İnsan sağlığını tehdit eden tatlandırıcı kotasının yüzde 15’ten yüzde 50’ye kadar artırılma yetkisinin Bakanlar Kurulu’na verildiğini, ancak bu kotanın sürekli azar azar artırıldığını söyleyen Bıyıkoğlu , ‘’Tatlandırıcı kotası arttıkça pancar üretimi düşüyor. Şeker pancarı doğal üretimdir ve insan sağlığına faydalıdır. Nişasta bazlı kimyasal reaksiyon geçiren tatlandırıcılar asla şeker değildir. Bu tatlandırıcılar gelecek nesillerin sağlığını tehdit etmektedir. ABD’de şeker üretim konusunda tatlandırıcı kotası yüzde 2, Almanya’da ise yüzde 1’dir. Türkiye 800’ü aşkın gıda maddesinde ucuz olduğu için tatlandırıcı kullanılmaktadır. Bu ürünlerin yine çoğu çocukların kullandığı ürünlerdir. Tasarıya karşı çıkacağız. Biz ilk kıvılcımı Polatlı’dan başlattık’’ dedi.
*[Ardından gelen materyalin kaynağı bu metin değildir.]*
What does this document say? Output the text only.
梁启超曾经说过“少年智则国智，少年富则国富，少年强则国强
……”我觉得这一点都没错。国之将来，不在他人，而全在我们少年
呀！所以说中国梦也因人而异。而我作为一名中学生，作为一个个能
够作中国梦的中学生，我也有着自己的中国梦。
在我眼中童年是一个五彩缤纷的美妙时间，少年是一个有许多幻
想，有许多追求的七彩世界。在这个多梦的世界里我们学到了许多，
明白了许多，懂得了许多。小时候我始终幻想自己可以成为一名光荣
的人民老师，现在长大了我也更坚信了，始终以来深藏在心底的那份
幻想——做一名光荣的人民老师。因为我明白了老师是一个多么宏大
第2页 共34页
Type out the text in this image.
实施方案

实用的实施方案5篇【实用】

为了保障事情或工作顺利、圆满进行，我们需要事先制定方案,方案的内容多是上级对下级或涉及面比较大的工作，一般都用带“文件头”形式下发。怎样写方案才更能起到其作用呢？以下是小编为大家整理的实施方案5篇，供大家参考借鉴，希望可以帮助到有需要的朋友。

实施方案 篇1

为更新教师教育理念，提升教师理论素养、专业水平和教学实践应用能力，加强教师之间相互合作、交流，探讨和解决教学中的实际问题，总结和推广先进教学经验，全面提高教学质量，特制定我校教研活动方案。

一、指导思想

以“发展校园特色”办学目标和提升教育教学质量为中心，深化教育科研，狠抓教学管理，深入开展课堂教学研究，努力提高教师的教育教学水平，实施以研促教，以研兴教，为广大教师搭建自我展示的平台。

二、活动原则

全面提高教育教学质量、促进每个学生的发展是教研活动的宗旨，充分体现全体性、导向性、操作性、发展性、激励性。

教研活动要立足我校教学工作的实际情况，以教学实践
Öte yandan, başkent Ankara’nın şeker pancarı üretiminin yüzde 65’ini Polatlı’nın karşıladığını, Haymana ve Temelli Bölgeleri de dahil edildiğinde bu oranın Ankara’daki toplam pancar üretiminin yüzde 85’ine tekabül ettiğini söyleyen Bıyıkoğlu, Ankara Şeker Fabrikasının Polatlı’ya taşınması gerektiğini belirtti. Bıyıkoğlu, ‘’Biz fabrikaya talibiz. Bize sadece kotasını versinler yeter’’ dedi.



ABD’deki uygulamalar

Pankobirlik Genel Müdürü Taner Taşpınar da şeker pancarını stratejik bir ürün olduğunu söyledi. Pancar bulunmamış olsaydı, icat edilmesi gereken bir ürün olacağını söyleyen Taşpınar, AB ülkeleri içerisinde Almanya, Fransa, Hollanda ve İngiltere’nin en büyük pancar üreticileri olduğunu söyledi. ABD ve AB ülkelerinde şeker pancarı üretiminin kooperatiflere devredildiğini belirten Taşpınar, Türkiye’de de benzer bir uygulamanın yapılması gerektiğini kaydetti. Taşpınar bunun için tatlandırıcı kotası ve üretiminin Şeker Kanunu dışında tutulması gerektiğini, aksi halde fabrikaların özelleştirmenin bir anlamı olmayacağını açıkladı. Taşpınar, ‘’Şeker Kanunu’nun mevcut şekliyle geçmemesi için bütün Türkiye’de toplantılar düzenleyerek tepkilerini dile getireceklerini, ilk olarak Polatlı’dan başladıklarını vurguladı.


‘’KDV kaldırılmalı’’

Polatlı Ziraat Odası Başkanı Zekai Köseoğlu ise tarımın vazgeçilemez olduğunu söyledi. Türkiye nüfusunun her geçen yıl bir milyonun üzerinde arttığını ve tarımın gelecekte stratejik bir alan olacağını kaydeden Köseoğlu, aksi halde köylünün köylerde durmayacağını ve şehre göç edeceğini vurguladı. Zekai Köseoğlu, Polatlı İlçesinin Ankara’nın en büyük ve en önemli tarım havzası olduğunu belirterek, ‘’Polatlı iki milyon insanın buğday ve pancar ihtiyacını karşılıyor. 20 milyon insanın soğan, 3 milyon insan beyaz et, 300 bin insanın kırmızı et ihtiyacını karşılıyor. Gübrede KDV nasıl kaldırıldıysa, tarımsal amaçlı elektrikte de KDV kaldırılmalı veya düşürülmelidir’’ dedi.